La storia: La pancetta con il filetto o con il capocollo sono prodotti tipici della zona del Basso vicentino. Ciò è testimoniato dalle numerose voci di persone anziane della zona, il cui ricordo della pancetta con il filetto risale alle usanze dei propri nonni, ed ai quali sembra naturale riferire che la panzéta col toco se fa da sempre. Per quanto riguarda la pancetta con il capocollo, si legge nel libro “L’Alimentazione nella Tradizione Vicentina” a cura del Gruppo di Ricerca sulla Civiltà Rurale: “nel Basso Vicentino qualcuno metteva l’ossocòlo nella panzéta anziché nelle soprésse”. Questi insaccati erano considerati una vera prelibatezza, sia per la gustosa carne che contenevano, sia perché non se ne potevano produrre più di due per animale.

Descrizione del prodotto: La pancetta col filetto o col capocollo ha forma cilindrica, di lunghezza di 30-40cm e diametro di 14-15 cm, viene insaccata nel budello cieco della cavità appendicolare del cavallo o della mucca (chiamato mànega) preventivamente lavato e messo sotto sale. L’insaccato contiene la pancetta, cioè lo strato di lardo venato di parti carnose che copre l’addome del maiale, e il filetto, cioè la massa muscolare situata all’interno, lungo la colonna vertebrale all’altezza dei reni, oppure il capocollo (chiamato in dialetto ossocòlo) cioè la massa muscolare situata lungo le vertebre cervicali del maiale.

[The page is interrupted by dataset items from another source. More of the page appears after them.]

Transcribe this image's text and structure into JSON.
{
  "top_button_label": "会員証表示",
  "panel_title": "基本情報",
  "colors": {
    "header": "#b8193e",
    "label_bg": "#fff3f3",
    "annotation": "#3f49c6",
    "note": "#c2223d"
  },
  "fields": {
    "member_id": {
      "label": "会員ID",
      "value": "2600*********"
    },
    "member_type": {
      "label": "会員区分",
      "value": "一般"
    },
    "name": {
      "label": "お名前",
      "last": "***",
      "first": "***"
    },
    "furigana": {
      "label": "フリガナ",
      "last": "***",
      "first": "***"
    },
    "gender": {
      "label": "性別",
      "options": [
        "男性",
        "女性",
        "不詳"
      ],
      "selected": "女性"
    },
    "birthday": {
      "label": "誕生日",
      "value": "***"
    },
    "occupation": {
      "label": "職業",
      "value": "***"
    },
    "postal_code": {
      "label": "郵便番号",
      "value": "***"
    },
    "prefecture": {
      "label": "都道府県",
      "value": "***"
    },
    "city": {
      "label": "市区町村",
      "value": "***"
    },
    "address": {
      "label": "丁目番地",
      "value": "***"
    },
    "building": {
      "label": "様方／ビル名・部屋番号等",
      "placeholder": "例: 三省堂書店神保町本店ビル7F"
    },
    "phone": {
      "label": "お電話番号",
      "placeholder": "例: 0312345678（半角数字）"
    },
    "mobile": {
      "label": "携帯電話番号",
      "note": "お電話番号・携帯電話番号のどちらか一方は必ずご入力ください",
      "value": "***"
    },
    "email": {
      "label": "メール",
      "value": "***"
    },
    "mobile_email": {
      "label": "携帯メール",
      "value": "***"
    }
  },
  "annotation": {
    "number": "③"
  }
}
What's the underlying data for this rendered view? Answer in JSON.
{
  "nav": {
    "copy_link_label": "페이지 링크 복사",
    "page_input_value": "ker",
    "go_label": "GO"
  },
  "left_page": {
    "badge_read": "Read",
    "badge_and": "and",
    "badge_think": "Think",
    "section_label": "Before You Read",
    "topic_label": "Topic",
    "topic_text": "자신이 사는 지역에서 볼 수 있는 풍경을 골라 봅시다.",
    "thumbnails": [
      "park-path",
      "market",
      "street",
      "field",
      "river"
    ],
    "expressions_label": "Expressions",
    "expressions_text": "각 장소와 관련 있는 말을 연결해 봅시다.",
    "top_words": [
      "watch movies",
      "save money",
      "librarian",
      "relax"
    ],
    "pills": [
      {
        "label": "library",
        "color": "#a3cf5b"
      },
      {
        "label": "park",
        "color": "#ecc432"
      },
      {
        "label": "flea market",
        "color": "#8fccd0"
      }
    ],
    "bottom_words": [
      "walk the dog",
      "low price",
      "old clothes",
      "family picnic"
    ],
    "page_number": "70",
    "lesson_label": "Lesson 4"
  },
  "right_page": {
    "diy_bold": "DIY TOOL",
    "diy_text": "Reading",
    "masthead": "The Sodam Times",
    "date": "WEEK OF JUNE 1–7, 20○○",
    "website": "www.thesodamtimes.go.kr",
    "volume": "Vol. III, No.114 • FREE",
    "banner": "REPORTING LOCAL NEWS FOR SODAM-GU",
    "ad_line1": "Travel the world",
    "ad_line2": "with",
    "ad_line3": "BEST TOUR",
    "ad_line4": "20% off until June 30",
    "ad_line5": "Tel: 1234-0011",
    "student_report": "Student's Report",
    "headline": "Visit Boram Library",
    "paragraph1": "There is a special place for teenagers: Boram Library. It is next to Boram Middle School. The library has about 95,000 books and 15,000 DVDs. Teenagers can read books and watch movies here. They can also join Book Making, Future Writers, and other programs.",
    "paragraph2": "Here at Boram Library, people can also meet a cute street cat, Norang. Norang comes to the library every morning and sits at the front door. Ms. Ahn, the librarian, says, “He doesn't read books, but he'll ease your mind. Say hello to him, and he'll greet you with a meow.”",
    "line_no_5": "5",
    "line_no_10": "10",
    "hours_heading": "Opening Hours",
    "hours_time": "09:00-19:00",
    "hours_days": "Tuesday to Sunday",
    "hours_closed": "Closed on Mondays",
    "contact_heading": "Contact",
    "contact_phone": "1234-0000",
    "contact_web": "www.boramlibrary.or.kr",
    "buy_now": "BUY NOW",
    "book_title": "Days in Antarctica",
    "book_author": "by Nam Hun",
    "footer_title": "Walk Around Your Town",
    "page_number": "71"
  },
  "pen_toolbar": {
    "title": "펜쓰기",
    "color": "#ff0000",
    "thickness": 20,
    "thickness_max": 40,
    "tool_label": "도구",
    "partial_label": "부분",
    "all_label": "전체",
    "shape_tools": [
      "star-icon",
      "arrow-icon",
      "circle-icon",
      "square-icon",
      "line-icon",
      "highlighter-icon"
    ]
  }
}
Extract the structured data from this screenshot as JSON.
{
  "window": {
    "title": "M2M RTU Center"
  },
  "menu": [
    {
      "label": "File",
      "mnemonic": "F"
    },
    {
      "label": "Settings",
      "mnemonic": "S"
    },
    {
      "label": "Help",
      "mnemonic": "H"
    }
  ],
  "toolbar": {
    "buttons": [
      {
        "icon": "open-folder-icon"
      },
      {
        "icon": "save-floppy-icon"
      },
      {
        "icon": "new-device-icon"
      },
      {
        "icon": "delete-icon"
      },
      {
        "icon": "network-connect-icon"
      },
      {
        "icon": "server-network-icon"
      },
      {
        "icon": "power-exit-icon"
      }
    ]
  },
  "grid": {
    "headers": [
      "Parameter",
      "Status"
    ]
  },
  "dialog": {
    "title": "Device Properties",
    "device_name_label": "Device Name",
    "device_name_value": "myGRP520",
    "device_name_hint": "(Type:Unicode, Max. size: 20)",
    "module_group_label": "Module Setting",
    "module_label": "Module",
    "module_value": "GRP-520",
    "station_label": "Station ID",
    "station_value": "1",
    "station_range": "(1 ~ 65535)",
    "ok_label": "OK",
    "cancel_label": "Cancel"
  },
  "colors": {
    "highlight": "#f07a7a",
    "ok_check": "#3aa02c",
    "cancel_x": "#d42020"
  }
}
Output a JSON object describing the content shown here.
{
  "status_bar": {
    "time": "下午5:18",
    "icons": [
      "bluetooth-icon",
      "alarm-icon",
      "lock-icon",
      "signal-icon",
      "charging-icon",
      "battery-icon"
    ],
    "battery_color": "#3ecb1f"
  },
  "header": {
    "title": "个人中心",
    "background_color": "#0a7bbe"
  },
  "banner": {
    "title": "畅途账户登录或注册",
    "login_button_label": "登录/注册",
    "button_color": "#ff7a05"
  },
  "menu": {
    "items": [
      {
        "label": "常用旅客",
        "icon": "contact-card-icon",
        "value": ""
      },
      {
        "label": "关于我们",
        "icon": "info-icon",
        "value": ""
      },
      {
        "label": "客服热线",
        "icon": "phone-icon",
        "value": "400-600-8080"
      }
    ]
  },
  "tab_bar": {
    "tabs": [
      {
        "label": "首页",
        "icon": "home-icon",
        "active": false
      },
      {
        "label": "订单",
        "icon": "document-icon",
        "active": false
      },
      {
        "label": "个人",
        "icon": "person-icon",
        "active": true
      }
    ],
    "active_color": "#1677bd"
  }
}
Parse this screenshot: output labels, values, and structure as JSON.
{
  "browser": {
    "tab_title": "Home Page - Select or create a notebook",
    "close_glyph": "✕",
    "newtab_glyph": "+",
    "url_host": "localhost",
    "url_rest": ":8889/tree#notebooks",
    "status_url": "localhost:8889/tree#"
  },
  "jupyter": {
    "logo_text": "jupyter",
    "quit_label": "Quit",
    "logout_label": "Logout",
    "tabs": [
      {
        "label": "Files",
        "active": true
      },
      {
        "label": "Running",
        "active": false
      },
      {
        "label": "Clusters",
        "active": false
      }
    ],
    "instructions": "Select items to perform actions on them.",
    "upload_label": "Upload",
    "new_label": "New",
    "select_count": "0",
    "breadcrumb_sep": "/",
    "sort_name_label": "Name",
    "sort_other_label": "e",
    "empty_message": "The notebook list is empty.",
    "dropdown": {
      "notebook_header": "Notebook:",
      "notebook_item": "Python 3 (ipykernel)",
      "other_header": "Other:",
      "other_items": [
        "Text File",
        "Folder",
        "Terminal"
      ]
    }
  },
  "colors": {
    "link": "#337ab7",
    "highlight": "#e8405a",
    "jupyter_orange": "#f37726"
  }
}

Processo di produzione: Il processo di produzione di questo insaccato è relativamente semplice e viene svolto dopo la preparazione di sopresse e salami. La pancetta e i filetti o il capocollo vengono messi a salare separatamente su tavole mobili (tavolieri) di legno (castagno o pino) leggermente in pendenza per far scivolare il liquido che la carne conserva ancora e che tende a rilasciare in presenza di sale. Nel caso del filetto generalmente la carne viene sezionata in due parti, in senso longitudinale, per ottenere due insaccati oppure in quattro parti (aperto in lunghezza e in larghezza), a seconda della grandezza e non serve praticare incisioni sulla carne per favorire la speziatura. Nel caso del capocollo invece vengono praticate incisioni lateralmente per l’inserimento di pezzi di cannella, pepe e chiodi di garofano. Il sale cosparso viene assorbito e trattenuto nella quantità necessaria alla carne, l’eccesso rimasto in superficie viene tolto strofinando la carne e la pancetta con un canovaccio. Le carni da inserire vengono poste nel senso longitudinale sulla pancetta distesa e il tutto viene arrotolato ed inserito all’interno del budello. L’insaccato viene legato con della gavetta (i giri di spago sono distanziati 3/4 cm) per creare l’armatura del prodotto e per evitare il perdurare di vuoti d’aria. Dopo 10-15 giorni di asciugatura, la pancetta viene riposta in luoghi freschi e umidi dove si conserva a lungo, solitamente fino a primavera inoltrata.

Reperibilità: Il prodotto è confezionato soprattutto per uso familiare ma è reperibile anche presso ristoranti, agriturismi ed alcuni rivenditori nella zona di produzione.

Usi: Questi tipi di pancetta vengono consumati tagliati a fette abbastanza consistenti, solitamente cotte alla brace e accompagnate con il pan biscotto e con un contorno di sottaceti.